In March, the Open Society Institute's media programme - a pressure group focussing on media freedom in emerging democracies - criticised the European Commission in a report that argued that broadcasting across Europe, particularly in the east but also in Italy, is undergoing a "counter-reformation" - a backsliding towards overt political control after the post-Cold War period, when leaders relaxed their grip on TV and radio.
The report also found that many public broadcasters are heading into the economic crisis deeply underfunded and unable to meet public service requirements, while political elites are returning to appointing partisan allies to key positions, secure in the knowledge that no penalties from the EU await them for doing so.
The European Commission came in for criticism for not holding new EU member states to account after promises concerning media freedom were made ahead of accession.
"The commission has notably failed to keep the new states to their compacts for the media that they made as a condition of entry," the report said.
Ms Reding, herself a former reporter, said the charter was inspired by complaints from eastern journalists about the undermining of press freedoms.
"About the eastern press in general," continued Ms Reding, adding "and Italy" visibly reluctantly after a reporter's prompt, "the eastern press was the basis for this. Journalists from the eastern press really told us horror stories about how they cannot exercise their job as a journalist any more."
The OSI report at the time described the situation in Italy as "a dark farce."
Already the owner of 90 percent of Italy's commercial broadcasters, Prime Minister Silvio Berlusconi influences the public broadcaster RAI as well.

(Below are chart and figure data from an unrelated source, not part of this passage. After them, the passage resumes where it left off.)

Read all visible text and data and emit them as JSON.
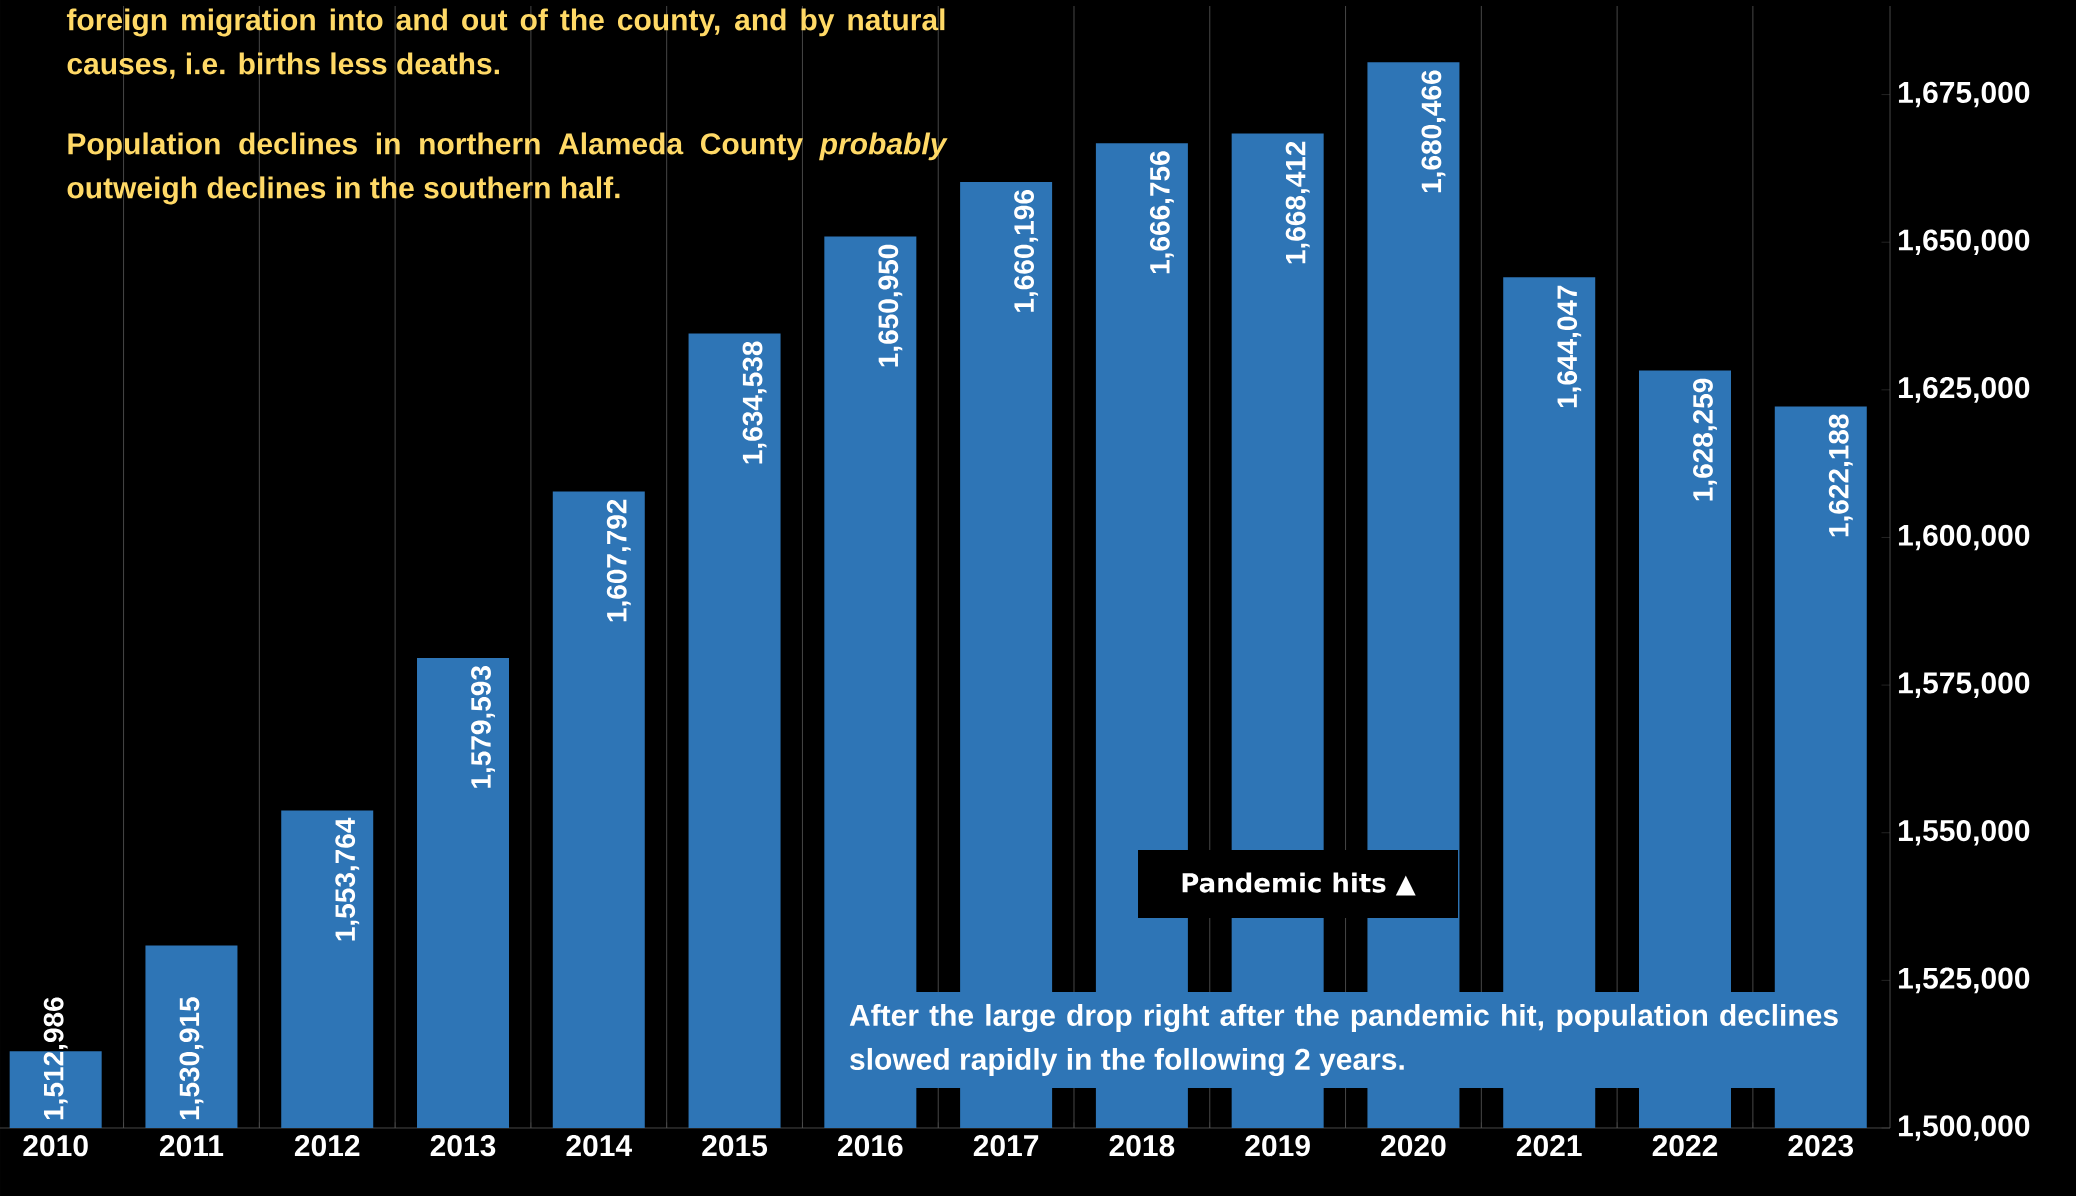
{
  "chart_data": {
    "type": "bar",
    "categories": [
      "2010",
      "2011",
      "2012",
      "2013",
      "2014",
      "2015",
      "2016",
      "2017",
      "2018",
      "2019",
      "2020",
      "2021",
      "2022",
      "2023"
    ],
    "values": [
      1512986,
      1530915,
      1553764,
      1579593,
      1607792,
      1634538,
      1650950,
      1660196,
      1666756,
      1668412,
      1680466,
      1644047,
      1628259,
      1622188
    ],
    "value_labels": [
      "1,512,986",
      "1,530,915",
      "1,553,764",
      "1,579,593",
      "1,607,792",
      "1,634,538",
      "1,650,950",
      "1,660,196",
      "1,666,756",
      "1,668,412",
      "1,680,466",
      "1,644,047",
      "1,628,259",
      "1,622,188"
    ],
    "color": "#2e75b6",
    "ylim": [
      1500000,
      1690000
    ],
    "yticks": [
      {
        "value": 1500000,
        "label": "1,500,000"
      },
      {
        "value": 1525000,
        "label": "1,525,000"
      },
      {
        "value": 1550000,
        "label": "1,550,000"
      },
      {
        "value": 1575000,
        "label": "1,575,000"
      },
      {
        "value": 1600000,
        "label": "1,600,000"
      },
      {
        "value": 1625000,
        "label": "1,625,000"
      },
      {
        "value": 1650000,
        "label": "1,650,000"
      },
      {
        "value": 1675000,
        "label": "1,675,000"
      }
    ],
    "grid": "x",
    "annotations": [
      "foreign migration into and out of the county, and by natural causes, i.e. births less deaths.",
      "Population declines in northern Alameda County *probably* outweigh declines in the southern half.",
      "Pandemic hits ▲",
      "After the large drop right after the pandemic hit, population declines slowed rapidly in the following 2 years."
    ]
  }
}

Under his third premiership, according to the report, "the appointment of its board followed the usual political logic, with the result that strategic decisions reflected political affiliation."
"Italian deputies have ... grown accustomed to see their control over RAI as a natural prerogative," the document continues.
Speaking to EUobserver, Mr Joergens said that he shares OSI's concerns about Italy.
"It's noticeable that only one journalist from Italy, from Corriere della Sera, signed the charter. The situation in Italy should be as much a concern as in the east."